| A personal anecdote: At Joe & the Juice in Palo Alto (cashless), I was buying a drink with my friend, and a clearly homeless man in front of us was trying to buy a coffee with cash. They refused and he got upset, so my friend paid for his coffee to de-escalate. We were outside when the cashier ran up to us in the street, explaining "Please don't buy drinks for these guys, they come in here and get a drink and use that to stay all day. It's not the look we're going for, and it's one of the reasons why we have this cashless policy." Cashless stores are convenient and I understand the arguments for them (as well as the arguments for not buying homeless people free stuff), but as long as cashless can be used to disenfranchise lower income people, I'm opposed to it. |
Not wanting this behavior is absolutely reasonable, but what I'd find suspicious and don't understand is why cashless would be the method. I know of plenty of places that have policies along the lines of "during regular hours 15 minutes per drink, 40 with drink & food" or whatever is appropriate to the location. It's private property though a public business, and they can set non-discriminatory customer neutral policies for free use, particularly around interfering with other customers. It also doesn't seem like it'd be at all a class thing, I know lots of cafes around here have had issues sometimes with someone coming in and getting a single coffee then pulling out their high end notebook and using a table as a free internet accessible office for an hour or two. They are not even slightly poor, they've got credit cards and smartphones, they're just rude.
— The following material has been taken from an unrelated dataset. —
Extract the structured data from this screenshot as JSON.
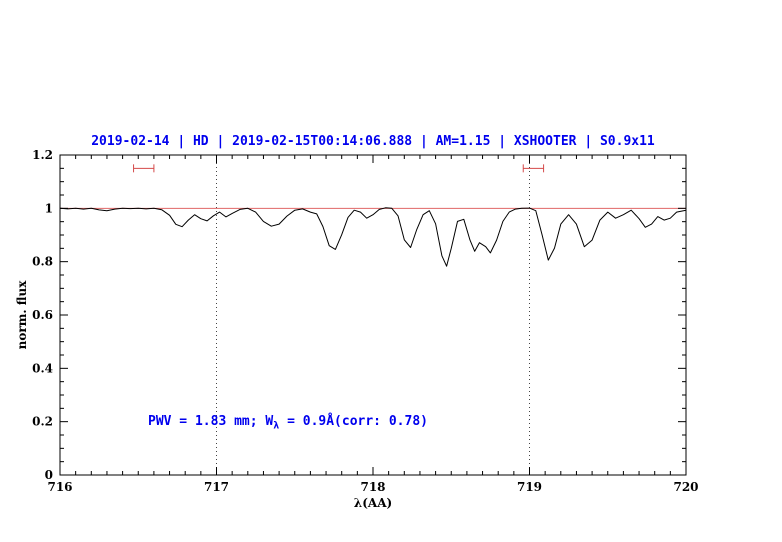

But the result was just that businesses instituted policies and simply ask such people to leave if it seems to be deterring other customers, and that also seems like the obvious general solution. I'm honestly curious about why in Palo Alto that wouldn't be true too, is there some local law/ordinance that prohibits asking a customer to leave or the like? If there is no such thing it does seem more likely they were just lying, and the real truth was that they want customers who meet some specific level of dress code and also don't want to be honest about it (for legal reasons or just plain PR or both).
There are plenty of real reasons for a business to want to take the hit to go cashless (managing significant amounts of physical cash is a genuine expense, and in some places raises the attractiveness for robbery too). This really doesn't seem like one of them though.